Whirlwind through Japan (part #2)
It was almost 4 PM on the 4th when we landed in Tonoshō on Shōdo-Shima. The island gets a paragraph in one of our books and a one page section in the other. “Shōdo’s craggy mountains are spectacular, and its seacoast equally so for the contrast of ruggedness with sandy beaches.” The two main attractions are a nature park in the center and Monkey Land, another park where more than 700 small monkeys roam free. Either would have been great to see were it not for two problems that have been plaguing us throughout our trip. Firstly, most tourist sites close between 4 PM and 5 PM. The public parks close at 7 PM. Secondly, in early October, the sun sets before 6 PM. Moreover, while the books spoke wonders of the buses that cover the island, neither mentioned that they do so only once every two hours. We had no choice but to head to our ryokan.
“On the bus route west to Kami-no-ura, this inn sits on a plateau with a view of the Seto Naikai and Shikoku’s distant mountains.” The inn turned out to be a small resort. With ~30 rooms, the main building would elsewhere have been called a hotel. Outside were a network of locked-up cabins and a closed karaoke bar. That evening we shared an establishment that could have accommodated multiple tour groups with three other guests and two very friendly staff people. The young waitress kept on blushing and cracking up as we failed to communicate with her. While the carpets were worn out and the electronic door locks disabled, the souvenir and snack counter was fully provisioned. The hot spring which we used later that night was very soothing although the dark clouds and the stained windows blocked the view. If the top of the hill was deserted, at the bottom was a sports complex with a water park, tennis courts, a covered gathering area and a playing field. We walked down in time for the start of the kids’ soccer practice.
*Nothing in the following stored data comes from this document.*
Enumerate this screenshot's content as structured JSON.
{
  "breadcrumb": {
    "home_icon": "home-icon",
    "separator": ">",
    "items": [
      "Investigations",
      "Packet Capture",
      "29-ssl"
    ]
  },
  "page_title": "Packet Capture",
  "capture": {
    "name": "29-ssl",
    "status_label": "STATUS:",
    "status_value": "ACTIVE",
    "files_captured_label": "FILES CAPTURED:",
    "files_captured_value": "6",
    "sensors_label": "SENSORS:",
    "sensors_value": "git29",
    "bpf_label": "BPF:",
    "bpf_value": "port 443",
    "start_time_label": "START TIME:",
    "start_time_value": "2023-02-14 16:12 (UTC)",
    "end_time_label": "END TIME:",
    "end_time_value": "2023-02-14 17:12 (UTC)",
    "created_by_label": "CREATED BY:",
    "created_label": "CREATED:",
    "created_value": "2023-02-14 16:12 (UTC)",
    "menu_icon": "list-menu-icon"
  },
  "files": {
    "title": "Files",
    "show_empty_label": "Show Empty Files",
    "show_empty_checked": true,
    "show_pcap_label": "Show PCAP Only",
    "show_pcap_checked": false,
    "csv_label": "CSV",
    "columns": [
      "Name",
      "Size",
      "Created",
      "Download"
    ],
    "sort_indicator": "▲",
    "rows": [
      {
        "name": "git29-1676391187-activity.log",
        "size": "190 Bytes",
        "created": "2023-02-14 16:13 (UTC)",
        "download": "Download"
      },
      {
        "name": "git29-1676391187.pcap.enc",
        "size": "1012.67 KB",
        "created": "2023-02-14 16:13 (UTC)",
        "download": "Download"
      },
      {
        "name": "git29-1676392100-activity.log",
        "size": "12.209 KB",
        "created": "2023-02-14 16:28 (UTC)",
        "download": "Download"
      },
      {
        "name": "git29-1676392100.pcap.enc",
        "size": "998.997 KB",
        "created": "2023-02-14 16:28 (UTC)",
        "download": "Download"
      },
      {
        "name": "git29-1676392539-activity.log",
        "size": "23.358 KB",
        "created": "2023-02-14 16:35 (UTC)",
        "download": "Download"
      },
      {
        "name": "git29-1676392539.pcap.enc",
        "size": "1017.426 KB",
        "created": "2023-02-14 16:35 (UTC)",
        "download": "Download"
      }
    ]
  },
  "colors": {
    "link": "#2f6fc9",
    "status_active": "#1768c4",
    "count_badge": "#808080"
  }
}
There we found the small local modern art museum next to a convenience store. We also discovered that, at the beginning of the century, olives were introduced here in Japan from Spain. The shop sold all kind of olive derivatives: oil, jam, cookies, mochi, chocolate, etc. We bought pepper-stuffed olives (which tasted like regular green olives), olive-flavored chocolates and olive chocolate mochi. Sadly there was no olive tapenade.
Since there was nowhere to eat, we went back up for the set menu of the inn’s cafeteria. After the visit to the hot spring we retired early and got on the 9 AM ferry back to the mainland the next morning. A few hours later we were at Miyajima.